Every once and awhile I come up
with a book with New Art: something I can repurpose to my own nefarious
ends. Alien Invasion: How to Defend Earth is one such work.
It provides many insights and techniques useful for planners and
strategists, regardless of specialty, and I heartily recommend it to anyone who
might need to address analyze seemingly unprecedented, career-killing,
situations, or plan in low-information environments.
First, it is for real. This is a serious work by written by authors Travis
Taylor and Bob Boan, multiply-degreed professionals from the defense and space
industries. Incidentally, Taylor is, also, both a rising SF author and star of
the television science program “Rocket City Rednecks”. They are pushing
this work out as an ice-breaker for serious discussion, and make it clear right
from the start that it is incomplete and far from as polished as they would
like. There are lots of things that people more senior to you in the
information food chain just do not want to hear, and this work can give you
some ideas on how to not only get them on the table, but epoxy them there until
they are addressed. Keep in mind that we are currently in an environment
where control of the “High Frontier” is vital to EXISTING national security,
but funding for near-earth exploration is looked on as a unnecessary frill to
be cut as soon as encountered.
Second, The text is soundly grounded in history. Never forget that your funding
is only as good as the story you tell to get it, and a wealth of historical
case studies can be beyond price at pitch-time. For technique-thieves,
they demonstrate how examples from popular literature and entertainment can be
used to provide gut-level problem size scaling accessible to wide
audiences. The authors draw examples from the vast treasury of sci-fi
entertainment and world history to demonstrate that vastly asymmetric force
correlations have happened both “on TV” and multiple times in our recent past.

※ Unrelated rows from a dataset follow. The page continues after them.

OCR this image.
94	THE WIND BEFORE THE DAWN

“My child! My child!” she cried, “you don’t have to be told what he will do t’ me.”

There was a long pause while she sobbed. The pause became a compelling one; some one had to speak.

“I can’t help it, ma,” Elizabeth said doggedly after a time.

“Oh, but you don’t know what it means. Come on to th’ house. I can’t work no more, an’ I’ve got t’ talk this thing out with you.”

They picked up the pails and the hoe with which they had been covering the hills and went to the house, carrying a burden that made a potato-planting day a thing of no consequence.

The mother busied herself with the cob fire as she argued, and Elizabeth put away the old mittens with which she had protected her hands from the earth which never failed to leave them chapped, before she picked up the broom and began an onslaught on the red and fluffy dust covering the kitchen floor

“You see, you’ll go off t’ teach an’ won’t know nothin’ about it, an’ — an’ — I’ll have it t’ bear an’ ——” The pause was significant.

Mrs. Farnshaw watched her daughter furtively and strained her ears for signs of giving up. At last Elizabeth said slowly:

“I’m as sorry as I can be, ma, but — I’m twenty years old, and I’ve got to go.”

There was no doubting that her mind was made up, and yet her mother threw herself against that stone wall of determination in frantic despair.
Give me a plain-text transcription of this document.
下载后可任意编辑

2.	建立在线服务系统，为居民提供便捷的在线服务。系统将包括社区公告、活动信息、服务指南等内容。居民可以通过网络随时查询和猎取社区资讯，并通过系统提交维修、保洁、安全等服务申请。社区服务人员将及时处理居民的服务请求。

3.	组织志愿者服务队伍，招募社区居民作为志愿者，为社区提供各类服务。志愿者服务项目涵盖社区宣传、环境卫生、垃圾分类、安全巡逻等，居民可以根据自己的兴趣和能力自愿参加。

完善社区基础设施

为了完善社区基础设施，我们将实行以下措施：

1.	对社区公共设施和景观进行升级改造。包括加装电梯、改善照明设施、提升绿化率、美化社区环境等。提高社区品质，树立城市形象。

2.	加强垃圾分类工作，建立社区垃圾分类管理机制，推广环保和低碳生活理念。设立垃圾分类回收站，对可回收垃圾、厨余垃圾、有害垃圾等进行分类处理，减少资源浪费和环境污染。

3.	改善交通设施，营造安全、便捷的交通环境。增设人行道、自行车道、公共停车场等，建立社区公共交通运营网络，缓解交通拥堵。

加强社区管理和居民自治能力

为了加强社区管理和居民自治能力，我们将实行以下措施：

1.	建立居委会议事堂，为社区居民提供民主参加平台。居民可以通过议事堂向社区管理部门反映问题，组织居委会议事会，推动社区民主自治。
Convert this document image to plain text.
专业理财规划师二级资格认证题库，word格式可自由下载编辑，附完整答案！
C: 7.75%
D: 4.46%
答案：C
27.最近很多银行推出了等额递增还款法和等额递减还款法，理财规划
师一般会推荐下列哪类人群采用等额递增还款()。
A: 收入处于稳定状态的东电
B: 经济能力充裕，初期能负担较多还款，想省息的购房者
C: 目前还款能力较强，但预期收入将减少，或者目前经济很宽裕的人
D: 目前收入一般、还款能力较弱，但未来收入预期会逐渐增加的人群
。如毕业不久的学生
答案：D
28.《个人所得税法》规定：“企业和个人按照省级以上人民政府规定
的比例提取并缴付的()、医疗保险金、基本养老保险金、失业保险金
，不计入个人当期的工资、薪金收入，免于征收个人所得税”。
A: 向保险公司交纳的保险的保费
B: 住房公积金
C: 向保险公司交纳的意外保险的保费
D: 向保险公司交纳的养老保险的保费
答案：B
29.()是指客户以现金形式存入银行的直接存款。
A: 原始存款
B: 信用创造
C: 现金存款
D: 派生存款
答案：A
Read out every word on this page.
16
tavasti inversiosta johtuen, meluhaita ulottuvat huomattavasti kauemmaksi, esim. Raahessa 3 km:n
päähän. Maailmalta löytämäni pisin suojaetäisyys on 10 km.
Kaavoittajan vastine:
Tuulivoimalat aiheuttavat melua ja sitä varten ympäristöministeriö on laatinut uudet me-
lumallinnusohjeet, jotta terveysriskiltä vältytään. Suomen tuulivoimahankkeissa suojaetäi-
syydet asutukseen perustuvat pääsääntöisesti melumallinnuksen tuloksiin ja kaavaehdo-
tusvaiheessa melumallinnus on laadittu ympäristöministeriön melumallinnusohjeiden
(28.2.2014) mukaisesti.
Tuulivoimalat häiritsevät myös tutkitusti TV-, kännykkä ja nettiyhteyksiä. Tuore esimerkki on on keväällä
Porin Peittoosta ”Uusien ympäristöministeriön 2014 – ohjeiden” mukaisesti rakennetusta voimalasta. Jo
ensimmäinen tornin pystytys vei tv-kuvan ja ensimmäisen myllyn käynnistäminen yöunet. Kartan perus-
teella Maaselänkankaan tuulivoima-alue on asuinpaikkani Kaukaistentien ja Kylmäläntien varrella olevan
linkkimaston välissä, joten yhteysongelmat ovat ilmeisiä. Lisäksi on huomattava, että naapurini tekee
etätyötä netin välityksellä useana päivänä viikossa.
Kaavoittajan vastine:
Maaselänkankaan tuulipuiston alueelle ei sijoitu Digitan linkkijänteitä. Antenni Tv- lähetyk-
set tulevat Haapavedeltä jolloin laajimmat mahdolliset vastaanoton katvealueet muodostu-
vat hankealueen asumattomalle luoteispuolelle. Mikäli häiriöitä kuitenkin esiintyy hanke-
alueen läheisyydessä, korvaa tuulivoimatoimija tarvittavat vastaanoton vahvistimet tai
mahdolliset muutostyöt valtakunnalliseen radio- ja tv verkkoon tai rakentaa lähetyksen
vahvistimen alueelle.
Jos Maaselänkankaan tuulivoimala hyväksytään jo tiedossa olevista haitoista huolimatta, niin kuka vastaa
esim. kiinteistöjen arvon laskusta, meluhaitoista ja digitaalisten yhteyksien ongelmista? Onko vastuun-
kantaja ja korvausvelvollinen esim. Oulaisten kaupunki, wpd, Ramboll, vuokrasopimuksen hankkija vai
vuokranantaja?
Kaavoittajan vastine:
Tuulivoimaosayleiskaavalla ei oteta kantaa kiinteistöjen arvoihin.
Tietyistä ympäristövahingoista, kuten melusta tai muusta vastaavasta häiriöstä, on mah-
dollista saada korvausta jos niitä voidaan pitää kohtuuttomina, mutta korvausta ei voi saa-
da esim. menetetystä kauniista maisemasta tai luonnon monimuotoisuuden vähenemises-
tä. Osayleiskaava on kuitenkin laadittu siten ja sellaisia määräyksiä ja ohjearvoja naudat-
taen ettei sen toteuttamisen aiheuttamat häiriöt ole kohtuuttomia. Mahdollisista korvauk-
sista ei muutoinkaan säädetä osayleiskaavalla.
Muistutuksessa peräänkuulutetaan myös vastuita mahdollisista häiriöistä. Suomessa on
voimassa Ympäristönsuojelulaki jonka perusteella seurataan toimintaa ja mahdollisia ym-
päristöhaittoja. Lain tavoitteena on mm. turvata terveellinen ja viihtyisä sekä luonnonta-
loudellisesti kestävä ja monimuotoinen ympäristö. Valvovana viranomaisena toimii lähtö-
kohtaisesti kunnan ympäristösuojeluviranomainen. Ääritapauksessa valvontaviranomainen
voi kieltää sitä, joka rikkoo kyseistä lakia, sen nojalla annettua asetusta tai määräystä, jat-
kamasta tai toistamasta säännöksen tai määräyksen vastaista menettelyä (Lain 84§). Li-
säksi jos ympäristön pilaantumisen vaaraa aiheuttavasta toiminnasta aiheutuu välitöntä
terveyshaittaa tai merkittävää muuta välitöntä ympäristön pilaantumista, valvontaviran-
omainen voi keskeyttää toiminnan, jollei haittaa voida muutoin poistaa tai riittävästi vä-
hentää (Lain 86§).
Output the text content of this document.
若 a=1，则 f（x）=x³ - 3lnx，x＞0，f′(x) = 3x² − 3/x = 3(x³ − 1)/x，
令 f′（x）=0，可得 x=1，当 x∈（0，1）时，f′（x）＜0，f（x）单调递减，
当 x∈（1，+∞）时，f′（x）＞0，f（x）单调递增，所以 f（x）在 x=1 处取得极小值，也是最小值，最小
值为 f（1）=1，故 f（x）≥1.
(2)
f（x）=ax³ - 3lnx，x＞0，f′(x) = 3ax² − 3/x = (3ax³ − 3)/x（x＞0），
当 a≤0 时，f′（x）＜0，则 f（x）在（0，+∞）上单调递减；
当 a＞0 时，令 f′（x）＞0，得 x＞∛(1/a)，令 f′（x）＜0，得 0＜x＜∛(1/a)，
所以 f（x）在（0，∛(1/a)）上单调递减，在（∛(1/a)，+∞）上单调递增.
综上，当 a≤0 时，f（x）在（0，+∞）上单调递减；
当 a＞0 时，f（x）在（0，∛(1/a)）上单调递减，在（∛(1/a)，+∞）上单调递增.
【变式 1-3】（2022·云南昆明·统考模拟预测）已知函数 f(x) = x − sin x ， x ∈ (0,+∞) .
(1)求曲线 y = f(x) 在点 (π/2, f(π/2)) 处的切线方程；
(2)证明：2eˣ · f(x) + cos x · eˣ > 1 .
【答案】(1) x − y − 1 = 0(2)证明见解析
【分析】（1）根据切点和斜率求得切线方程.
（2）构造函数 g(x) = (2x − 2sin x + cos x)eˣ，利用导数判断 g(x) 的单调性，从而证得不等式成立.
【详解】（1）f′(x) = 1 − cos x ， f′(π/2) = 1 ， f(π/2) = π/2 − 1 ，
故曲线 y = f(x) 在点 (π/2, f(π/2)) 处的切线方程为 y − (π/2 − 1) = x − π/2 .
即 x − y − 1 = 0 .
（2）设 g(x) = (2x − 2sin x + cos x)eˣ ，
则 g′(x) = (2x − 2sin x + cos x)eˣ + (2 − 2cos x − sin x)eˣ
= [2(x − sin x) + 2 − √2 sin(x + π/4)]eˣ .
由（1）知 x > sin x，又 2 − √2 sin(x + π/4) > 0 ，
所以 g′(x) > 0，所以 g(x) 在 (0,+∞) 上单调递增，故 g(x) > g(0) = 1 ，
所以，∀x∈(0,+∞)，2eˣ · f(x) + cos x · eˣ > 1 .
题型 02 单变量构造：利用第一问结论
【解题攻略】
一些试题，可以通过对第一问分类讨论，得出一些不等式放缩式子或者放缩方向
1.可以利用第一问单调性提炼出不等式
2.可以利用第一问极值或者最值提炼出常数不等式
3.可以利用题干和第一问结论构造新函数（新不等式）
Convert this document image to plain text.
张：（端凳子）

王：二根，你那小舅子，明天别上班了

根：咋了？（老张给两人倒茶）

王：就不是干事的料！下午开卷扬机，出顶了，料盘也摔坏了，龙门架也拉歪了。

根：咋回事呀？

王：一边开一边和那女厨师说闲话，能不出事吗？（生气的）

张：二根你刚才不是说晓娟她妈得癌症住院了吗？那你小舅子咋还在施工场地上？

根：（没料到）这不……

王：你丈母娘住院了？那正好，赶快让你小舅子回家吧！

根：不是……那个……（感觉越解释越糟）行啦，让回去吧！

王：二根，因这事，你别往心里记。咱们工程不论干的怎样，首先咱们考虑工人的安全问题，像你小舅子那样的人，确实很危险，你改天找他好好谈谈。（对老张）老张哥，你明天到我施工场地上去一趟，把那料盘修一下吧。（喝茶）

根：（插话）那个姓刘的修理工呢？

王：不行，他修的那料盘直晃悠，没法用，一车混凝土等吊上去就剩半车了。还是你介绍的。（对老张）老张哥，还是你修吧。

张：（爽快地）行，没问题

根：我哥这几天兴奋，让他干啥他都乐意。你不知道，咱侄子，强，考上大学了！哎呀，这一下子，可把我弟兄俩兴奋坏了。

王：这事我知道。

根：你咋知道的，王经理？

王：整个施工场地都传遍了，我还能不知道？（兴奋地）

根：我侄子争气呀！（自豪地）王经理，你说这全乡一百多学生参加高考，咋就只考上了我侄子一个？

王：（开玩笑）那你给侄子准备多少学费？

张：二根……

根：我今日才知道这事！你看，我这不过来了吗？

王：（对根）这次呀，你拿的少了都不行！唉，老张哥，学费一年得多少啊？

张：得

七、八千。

Cavalry, steel armor and firearms were advanced terror-weapons to the stone-age
sophisticates encountering them for the first time. Sea-going vessels
were as strange to many shore-hugging natives as starships will seem to us.
The plow, telegraph and railroads were, world-wide, simply unstoppable.
Third, it is simply the best book I have seen on how to professionally handle
contentious, high-impact, low probability scenarios beset with iron-bound
conventional wisdoms. Starting with the examination of existing belief sets
(they elegantly demolish the conventional wisdom of the Drake Equations) they
examine current civilian disaster/continuity programs and show the problems of
disaster preparedness are universal and generally have scalable responses. No
matter how unworldly the causes, the impacts fall into predictable categories
with known, knowable, and/or optimal responses. Problems such as having
response plans be well known without revealing confidential plans and
perceptions are well addressed. For all that, there are some odd holes,
where things that pretty obviously should be discussed aren’t even brought to
the table, leaving one to ponder at length about Non Disclosure
Finally, it is well written, far better than the television special drawn from
it would lead you to suspect, and far above the rather dismal drivel one often
encounters about planning. Math skills are sometimes useful, but you can
fast-forward your brain over the equations. Keep in mind, though, that the book
has the aura of a late-night back-of-the-envelope calculation, and may be all
the proof one needs that alcohol and whiteboards should NEVER be mixed.
For many of us, it will feel like home, but with better coffee.